Add the following snippet before you add the JavaScript Agent file, adrum.js, to the page:

Option for excluding XHRs

<script type="text/javascript">
(function(config) { 
   (function(spa) {
        (function(angular) {
            (function(vp) {
                vp.xhr = {
                    "exclude": {
                        "urls": {
                            pattern: '.*/dealActiveUsers'
                        }
                    }
                };
            })(angular.vp || (angular.vp = {}));
        })(spa.angular || (spa.angular = {}));
    })(config.spa || (config.spa = {}));
})(window["adrum-config"] || (window["adrum-config"] = {}));
</script>
XML

Enable Resource Timing Collection for Virtual Pages

By default, Virtual Pages for AngularJS 1 do not include resource timing metrics. You need to set the Angular virtual page property includeResTimingInEndUserResponseTiming to true.

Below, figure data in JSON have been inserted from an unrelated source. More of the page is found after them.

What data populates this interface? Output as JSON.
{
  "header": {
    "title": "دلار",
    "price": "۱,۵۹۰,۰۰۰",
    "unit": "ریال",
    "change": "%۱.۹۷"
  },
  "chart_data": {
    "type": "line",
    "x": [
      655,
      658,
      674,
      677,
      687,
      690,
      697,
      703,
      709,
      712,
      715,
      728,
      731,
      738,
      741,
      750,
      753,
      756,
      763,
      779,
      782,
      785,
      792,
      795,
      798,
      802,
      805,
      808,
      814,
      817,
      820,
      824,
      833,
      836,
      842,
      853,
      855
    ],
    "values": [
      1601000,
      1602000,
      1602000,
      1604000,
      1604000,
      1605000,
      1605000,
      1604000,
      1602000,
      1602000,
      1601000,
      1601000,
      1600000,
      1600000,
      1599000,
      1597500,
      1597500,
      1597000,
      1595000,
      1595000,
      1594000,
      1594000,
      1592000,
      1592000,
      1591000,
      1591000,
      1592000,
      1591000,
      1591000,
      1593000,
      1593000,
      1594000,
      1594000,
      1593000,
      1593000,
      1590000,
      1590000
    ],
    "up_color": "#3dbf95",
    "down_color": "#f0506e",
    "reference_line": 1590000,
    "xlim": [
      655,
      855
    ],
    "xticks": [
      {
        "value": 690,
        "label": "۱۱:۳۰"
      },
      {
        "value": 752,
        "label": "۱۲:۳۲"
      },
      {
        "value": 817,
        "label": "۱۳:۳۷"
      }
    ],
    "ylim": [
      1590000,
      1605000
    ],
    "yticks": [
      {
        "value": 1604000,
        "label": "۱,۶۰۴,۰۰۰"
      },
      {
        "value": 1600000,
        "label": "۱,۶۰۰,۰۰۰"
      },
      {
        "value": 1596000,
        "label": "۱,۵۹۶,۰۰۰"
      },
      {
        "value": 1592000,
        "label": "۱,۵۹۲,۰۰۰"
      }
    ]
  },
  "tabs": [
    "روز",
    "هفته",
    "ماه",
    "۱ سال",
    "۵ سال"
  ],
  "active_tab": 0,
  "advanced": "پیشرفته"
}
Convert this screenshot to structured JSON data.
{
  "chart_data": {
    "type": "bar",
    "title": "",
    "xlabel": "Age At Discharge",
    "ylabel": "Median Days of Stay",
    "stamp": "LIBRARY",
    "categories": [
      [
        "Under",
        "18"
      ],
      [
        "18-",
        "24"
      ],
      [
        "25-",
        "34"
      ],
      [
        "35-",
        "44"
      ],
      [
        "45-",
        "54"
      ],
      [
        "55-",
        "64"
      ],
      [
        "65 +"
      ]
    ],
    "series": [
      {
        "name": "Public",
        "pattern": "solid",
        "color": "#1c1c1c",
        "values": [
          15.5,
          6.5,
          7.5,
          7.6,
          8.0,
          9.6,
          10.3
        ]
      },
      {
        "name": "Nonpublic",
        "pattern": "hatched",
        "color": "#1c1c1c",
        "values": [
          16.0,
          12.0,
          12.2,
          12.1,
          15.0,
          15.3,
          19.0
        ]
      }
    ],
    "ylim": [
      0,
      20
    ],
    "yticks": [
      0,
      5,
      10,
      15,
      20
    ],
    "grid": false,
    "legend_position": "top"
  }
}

The JavaScript configuration below shows you how to enable resource timing collection for AngularJS 1 virtual pages. The configuration also sets limits for XHR calls per page, the buffer size for resource timings, and sets the flag for clearing resource timing metrics when a beacon is sent.

window['adrum-config'] = { 
    "xhr": { 
        "maxPerPageView": 10000 
    }, 
    "resTiming": {
        bufSize: 300, 
        "clearResTimingOnBeaconSend": true 
    },
    "spa": {
        "angular": {
            "vp": {
                "metrics": {
                    "includeResTimingInEndUserResponseTiming": true
                }
            }
        }
    }
}
JS

View Correlated Server Times

Since there isn't a regular HTML page timing to which correlated server timings can be linked, to view server times you must drill down from the Dashboard or Snapshot virtual page view to the component XHR requests. The server times can be seen there.